The appropriate action the Board should have taken was to recover the loan sum and interest.

The trite law is that the powers to manage the affairs of a company are given to the Board of Directors, and they are responsible for the monitoring of the overall performance of the Company. However, this is not an avenue for the directors to mismanage the affairs of the company or abuse their powers.

As shown by the facts, the focal point that eventually degenerated was the loan acquisition by the Chairman of FBN Holdings, Oba Otudeko, and the refusal of the FBN Chairman and members of the bank’s board to obey the CBN’s directives.

While insider lending in itself is not illegal, it is subject to regulations, one of which is that insiders should not get any special treatment, incentives, or privileges not accorded to regular customers of the bank.

It would appear that the Directors involved clearly did not act in the best interest of the company, and were in breach of their fiduciary duty to the company.

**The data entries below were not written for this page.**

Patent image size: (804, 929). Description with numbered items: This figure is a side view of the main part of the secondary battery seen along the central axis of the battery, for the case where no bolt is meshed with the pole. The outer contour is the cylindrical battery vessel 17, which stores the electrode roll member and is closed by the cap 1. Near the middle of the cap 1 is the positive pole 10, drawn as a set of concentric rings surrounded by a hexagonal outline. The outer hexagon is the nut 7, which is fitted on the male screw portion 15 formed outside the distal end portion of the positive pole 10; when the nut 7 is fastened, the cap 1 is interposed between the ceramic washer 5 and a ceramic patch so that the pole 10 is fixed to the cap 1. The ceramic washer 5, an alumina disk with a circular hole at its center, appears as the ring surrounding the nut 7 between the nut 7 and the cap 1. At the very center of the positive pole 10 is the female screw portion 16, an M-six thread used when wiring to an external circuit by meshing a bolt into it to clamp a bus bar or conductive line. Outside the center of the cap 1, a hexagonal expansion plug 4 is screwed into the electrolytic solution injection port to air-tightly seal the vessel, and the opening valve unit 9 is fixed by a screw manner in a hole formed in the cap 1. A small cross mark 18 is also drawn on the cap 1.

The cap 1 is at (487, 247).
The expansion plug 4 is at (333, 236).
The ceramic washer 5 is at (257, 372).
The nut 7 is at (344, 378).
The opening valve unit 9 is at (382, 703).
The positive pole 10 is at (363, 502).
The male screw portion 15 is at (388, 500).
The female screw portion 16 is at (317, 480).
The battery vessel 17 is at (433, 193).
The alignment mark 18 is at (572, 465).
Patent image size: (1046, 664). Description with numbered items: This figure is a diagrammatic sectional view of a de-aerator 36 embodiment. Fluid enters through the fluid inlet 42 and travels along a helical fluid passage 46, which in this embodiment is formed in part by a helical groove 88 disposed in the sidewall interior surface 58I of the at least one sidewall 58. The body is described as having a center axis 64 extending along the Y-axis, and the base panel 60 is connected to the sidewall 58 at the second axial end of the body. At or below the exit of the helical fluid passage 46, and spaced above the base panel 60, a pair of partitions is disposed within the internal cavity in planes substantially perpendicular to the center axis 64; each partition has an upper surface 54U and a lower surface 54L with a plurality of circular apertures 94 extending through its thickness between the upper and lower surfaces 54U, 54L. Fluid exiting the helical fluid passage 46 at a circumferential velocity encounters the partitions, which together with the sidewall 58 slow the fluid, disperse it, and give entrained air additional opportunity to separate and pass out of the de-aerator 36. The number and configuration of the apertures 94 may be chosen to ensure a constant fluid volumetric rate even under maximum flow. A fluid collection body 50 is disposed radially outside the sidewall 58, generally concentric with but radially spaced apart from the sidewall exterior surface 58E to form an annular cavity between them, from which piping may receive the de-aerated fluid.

The Code of Corporate Governance for Banks and Discount Houses, 2014 (as amended) on responsibilities of the Board and Management, provides thus:

“The Board is accountable and responsible for the performance and affairs of the bank. Specifically, and in line with the provisions in the Companies and Allied Matters Act (CAMA) 1990, Directors owe the banks the duty of care and loyalty to act in the interest of the bank’s employees and other stakeholders.” The 2018 Nigerian Code of Corporate Governance (NCCG) for companies directs the Board of every company to develop and establish mechanisms to foster a strong ethical culture. Principle 25 of the NCCG, provides thus:

“ The establishment of policies and mechanisms for monitoring insider trading,
related party transactions, conflict of interest and other corrupt activities, mitigates
the adverse effects of these abuses on the company and promotes good ethical
conduct and investor confidence.” Based on the foregoing, it is apparent that the failure of the board of FBN to call in a nonperforming loan of Seventy-Five Billion Naira was inimical to the overall interest of the bank and its shareholders.

CONCLUSION The aim of every officers of a company should be to achieve the objects for which the company was formed, but more importantly while doing so, to ensure strict compliance with all ethical standards, best practices and relevant laws.

Doing otherwise reveals a very weak corporate governance structure, and also exposes the company to operational, financial and reputational risks. The fiduciary duty the board owes to the company, as well as compliance with regulatory directives is imperative to business and non-negotiable.

Failure to comply with regulatory laws and directives come with attendant consequences for the board, including losing investors’ trust, stunted growth of the company and stiff penalties against individual officers.